Some recommendations
A few recommendations in this “primer” may help academic leaders make considered decisions for their institutions:

  1. Become familiar with various federal court rulings that may affect your policies – Consider cases like Sweezy v. New Hampshire (professor freedom to teach controversial topics), Keyishian v. Board of Regents State Univ. of NY (protecting faculty in “subversive organizations”), Healy v. James (regarding controversial student organizations), Papish v.Board of Curators of Univ. of Missouri (protecting questionable language in an underground campus newspaper), Widmar v. Vincent (allowing a student religious group to use campus facilities), and Doe v. University of Michigan (hate speech codes). Rulings in these suits can give academic administrators some guidance in what the courts may do in cases on their own campuses.
  2. Consult organizations and individuals for information about college speech issues – Your own legal counsel, of course, is always the first place to start. The First Amendment Center at Vanderbilt University has many experts and publications of value to academic leaders. FindLaw is an excellent web site for analyses of cases on all educational issues of interest to college administrators. Another good source is FIRE (Foundation for Individual Rights in Education), an advocacy organization for free speech on campuses that provides detailed descriptions of policies and practices that have met with court sanctions.
  3. Examine all your publications for policies that establish speech expectations – This is particularly important for private institutions because these expectations may be determinative in a suit against the institution. Brigham Young University survived a lawsuit because it had very clear and consistent statements in its materials, catalogues, and handbooks about its given religious values and expectations for student behavior, including speech limitations. If you declare your institution a “bastion of free and liberal learning,” as many private colleges do, you may open yourself to challenges on that claim that you do not want and cannot defend. Vague and overly broad handbook requirements are often struck down by courts. (See, for example, the 1989 case of Doe v. Michigan.)
  4. Restrict or punish “offensive” digital messages only when you have proper grounds – Courts usually consider digital speech personal and private, unless an institution can demonstrate reasonable justifications for restricting such speech. Those justifications might include student handbook statements that are clear and specific, objections to messages that are “lewd, obscene, or patently offensive” (see the 1986 case of Bethel v.Fraser), pornography, messages that are deemed “true threats” (specific and capable of being carried out), or claims that are potentially libelous. The 1969 Tinker decision also noted that speech that causes a “material and substantial disruption” can also be punished.
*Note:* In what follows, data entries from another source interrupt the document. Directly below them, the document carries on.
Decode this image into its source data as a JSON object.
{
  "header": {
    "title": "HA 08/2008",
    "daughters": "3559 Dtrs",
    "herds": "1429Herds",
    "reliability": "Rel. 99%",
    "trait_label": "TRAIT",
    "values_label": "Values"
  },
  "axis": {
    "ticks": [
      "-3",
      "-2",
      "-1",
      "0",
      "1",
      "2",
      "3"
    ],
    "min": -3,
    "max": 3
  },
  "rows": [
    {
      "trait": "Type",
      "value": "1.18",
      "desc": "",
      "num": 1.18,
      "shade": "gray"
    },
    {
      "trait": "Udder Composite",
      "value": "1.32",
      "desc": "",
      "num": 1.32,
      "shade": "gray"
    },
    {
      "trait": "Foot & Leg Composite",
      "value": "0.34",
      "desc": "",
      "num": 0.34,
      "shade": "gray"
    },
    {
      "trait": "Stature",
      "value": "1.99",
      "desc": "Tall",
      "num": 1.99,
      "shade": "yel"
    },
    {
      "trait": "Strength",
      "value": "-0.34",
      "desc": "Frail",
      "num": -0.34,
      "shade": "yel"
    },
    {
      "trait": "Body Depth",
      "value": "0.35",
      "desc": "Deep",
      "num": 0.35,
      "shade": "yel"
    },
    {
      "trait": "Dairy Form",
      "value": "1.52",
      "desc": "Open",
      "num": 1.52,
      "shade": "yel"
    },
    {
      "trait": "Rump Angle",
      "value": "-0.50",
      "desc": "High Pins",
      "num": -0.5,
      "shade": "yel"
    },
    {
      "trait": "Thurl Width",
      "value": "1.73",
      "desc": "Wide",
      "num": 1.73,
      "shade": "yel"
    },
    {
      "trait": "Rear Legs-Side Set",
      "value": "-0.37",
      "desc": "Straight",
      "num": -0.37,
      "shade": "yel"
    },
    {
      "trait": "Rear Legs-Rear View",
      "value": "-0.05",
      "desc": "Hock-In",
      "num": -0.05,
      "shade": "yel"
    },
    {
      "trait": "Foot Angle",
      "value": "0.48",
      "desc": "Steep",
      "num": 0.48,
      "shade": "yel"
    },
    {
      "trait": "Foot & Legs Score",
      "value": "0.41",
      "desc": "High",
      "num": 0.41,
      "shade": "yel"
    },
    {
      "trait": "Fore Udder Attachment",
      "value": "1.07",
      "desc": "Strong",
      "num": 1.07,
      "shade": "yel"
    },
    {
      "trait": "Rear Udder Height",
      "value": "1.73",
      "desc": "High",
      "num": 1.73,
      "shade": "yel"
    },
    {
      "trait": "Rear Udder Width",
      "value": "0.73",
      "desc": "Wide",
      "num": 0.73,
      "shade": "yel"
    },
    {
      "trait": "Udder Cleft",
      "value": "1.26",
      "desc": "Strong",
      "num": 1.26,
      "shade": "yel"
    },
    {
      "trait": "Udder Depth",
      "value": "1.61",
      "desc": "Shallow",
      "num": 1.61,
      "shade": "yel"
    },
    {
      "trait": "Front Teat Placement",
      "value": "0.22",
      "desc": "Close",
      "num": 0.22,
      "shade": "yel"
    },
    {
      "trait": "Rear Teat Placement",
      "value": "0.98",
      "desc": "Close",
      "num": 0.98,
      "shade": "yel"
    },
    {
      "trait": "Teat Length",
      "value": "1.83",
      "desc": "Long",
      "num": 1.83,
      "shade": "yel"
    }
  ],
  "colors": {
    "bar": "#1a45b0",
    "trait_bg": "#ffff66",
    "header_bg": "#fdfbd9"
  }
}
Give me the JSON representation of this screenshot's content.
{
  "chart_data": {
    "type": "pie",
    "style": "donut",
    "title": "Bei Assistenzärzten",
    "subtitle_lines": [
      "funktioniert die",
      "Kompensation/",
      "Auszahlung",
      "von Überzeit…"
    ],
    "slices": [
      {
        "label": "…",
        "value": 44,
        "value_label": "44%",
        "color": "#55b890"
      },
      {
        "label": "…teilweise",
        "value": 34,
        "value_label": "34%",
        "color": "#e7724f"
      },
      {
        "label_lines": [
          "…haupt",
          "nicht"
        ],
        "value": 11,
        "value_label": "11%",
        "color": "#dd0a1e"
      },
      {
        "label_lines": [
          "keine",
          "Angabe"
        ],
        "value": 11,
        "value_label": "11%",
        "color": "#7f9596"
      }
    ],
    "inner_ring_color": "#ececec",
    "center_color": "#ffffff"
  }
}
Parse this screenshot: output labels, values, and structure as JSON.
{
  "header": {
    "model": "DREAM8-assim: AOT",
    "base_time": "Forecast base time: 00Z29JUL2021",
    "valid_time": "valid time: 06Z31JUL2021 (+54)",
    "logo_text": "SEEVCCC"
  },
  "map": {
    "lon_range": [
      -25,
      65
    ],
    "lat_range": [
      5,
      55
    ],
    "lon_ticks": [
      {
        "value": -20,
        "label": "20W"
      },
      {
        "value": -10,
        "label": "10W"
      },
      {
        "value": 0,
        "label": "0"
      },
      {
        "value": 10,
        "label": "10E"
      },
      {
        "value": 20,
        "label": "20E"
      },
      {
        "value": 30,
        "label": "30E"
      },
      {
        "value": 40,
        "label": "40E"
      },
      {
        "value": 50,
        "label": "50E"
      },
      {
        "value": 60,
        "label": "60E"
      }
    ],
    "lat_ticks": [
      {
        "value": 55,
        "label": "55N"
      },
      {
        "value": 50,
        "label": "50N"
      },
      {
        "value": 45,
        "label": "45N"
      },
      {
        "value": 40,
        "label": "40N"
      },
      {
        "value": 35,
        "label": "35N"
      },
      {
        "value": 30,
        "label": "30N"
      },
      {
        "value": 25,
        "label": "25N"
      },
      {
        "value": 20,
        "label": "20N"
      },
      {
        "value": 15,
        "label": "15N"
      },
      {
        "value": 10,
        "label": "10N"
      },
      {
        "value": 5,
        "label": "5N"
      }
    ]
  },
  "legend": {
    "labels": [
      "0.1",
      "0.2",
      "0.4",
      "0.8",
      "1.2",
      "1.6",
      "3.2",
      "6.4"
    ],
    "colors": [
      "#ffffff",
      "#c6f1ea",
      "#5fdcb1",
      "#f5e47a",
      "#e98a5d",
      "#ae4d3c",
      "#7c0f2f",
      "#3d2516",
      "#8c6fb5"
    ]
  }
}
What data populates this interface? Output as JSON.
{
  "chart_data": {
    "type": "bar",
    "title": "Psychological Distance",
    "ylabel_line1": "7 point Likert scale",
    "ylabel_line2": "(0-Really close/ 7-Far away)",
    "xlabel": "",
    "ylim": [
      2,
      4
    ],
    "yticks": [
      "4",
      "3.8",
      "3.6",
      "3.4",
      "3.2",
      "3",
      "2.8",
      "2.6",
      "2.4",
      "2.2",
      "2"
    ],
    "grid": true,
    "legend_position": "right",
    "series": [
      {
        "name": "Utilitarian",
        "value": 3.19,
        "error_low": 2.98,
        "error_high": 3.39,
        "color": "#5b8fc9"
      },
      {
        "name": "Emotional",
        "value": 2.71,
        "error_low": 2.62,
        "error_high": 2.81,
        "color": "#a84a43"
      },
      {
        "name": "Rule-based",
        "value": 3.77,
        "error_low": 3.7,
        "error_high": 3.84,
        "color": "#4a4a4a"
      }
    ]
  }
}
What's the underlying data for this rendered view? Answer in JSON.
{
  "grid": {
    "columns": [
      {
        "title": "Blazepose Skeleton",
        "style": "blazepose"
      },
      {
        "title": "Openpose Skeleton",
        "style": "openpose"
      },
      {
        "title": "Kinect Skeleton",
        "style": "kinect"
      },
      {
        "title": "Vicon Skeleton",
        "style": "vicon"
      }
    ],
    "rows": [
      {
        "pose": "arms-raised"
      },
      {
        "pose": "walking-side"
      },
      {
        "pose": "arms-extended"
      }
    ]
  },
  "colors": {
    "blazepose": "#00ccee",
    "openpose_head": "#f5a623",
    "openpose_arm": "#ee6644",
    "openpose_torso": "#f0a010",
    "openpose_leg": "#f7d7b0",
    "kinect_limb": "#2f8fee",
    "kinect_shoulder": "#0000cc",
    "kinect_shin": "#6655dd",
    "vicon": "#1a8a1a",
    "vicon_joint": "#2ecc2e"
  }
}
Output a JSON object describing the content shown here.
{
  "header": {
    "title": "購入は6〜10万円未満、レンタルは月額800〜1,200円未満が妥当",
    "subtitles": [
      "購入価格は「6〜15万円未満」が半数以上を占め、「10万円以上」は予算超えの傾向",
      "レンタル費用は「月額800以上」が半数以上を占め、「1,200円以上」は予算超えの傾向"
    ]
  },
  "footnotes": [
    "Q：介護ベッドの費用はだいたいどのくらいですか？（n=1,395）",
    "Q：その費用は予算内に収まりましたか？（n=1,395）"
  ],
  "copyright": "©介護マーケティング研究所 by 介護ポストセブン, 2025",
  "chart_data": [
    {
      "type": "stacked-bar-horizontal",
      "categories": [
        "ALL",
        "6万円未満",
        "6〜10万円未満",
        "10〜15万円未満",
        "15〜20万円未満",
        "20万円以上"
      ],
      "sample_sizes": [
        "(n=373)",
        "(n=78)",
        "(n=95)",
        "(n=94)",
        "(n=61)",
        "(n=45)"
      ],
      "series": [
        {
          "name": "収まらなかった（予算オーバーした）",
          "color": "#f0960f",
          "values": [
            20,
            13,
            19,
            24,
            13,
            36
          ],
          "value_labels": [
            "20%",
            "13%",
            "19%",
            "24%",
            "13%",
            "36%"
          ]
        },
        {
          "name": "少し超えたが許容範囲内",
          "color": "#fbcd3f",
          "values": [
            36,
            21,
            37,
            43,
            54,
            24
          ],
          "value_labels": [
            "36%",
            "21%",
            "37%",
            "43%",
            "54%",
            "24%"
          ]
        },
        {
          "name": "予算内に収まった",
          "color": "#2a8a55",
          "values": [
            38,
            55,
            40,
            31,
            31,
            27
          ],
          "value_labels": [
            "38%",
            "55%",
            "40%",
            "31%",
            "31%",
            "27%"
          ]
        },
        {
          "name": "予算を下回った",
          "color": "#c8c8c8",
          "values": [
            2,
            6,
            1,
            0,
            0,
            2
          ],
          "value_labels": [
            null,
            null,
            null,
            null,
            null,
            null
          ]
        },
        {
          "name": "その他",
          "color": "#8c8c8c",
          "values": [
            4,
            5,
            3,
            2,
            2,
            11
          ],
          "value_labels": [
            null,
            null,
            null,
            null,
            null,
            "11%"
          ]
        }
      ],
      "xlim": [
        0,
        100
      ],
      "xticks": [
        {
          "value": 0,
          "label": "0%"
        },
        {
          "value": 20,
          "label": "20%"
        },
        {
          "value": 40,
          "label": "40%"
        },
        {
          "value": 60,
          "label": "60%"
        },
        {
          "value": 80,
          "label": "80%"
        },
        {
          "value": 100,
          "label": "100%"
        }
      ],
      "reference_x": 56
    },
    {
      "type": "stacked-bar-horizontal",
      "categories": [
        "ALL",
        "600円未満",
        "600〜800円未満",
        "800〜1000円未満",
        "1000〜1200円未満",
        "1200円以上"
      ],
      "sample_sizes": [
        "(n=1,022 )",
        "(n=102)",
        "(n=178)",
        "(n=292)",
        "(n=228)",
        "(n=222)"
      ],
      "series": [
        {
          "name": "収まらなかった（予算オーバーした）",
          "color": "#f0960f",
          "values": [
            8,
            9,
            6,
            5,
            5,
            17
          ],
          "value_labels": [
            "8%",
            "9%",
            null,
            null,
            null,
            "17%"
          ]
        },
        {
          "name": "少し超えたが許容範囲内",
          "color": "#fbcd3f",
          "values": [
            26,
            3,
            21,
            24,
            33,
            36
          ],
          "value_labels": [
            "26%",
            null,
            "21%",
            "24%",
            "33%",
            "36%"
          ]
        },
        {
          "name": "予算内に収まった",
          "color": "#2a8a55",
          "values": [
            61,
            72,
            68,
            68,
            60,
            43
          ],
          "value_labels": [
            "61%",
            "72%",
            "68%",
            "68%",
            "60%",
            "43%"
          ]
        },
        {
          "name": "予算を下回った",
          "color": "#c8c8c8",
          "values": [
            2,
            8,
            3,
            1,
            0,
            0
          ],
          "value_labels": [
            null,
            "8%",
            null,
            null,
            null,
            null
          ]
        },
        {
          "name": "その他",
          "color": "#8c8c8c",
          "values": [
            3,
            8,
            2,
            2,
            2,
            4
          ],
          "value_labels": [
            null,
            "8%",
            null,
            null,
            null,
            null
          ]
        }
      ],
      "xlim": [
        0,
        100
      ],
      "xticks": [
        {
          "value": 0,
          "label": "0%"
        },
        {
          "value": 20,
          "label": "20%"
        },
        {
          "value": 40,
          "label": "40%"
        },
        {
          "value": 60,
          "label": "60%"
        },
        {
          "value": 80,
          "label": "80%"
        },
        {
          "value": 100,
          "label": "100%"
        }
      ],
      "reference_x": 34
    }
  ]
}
In our contemporary world, college students are increasingly instant messaging careless speech over smartphones and other private devices—opening themselves up to legal trouble. Academic leaders can educate them to these potential dangers.

A final thought
A college or university, whether public or private, provides students a rewarding learning experience and should be, as the US Supreme Court put it, “a marketplace of ideas” and a “place of unfettered, robust discussion.” Democracy demands and deserves no less. In the 1957 Sweezy case, the Supreme Court said: “Teachers and students must always remain free to inquire, to study, and to evaluate, to gain new maturity and understanding; otherwise our civilization will stagnate and die.” Knowing the legal parameters of campus speech challenges is a good first step toward successfully achieving and maintaining balance between freedom and order in these controversial times.

Thomas R. McDaniel is a professor of education emeritus and former dean and provost at Converse College; he is the author of School Law for South Carolina Educators.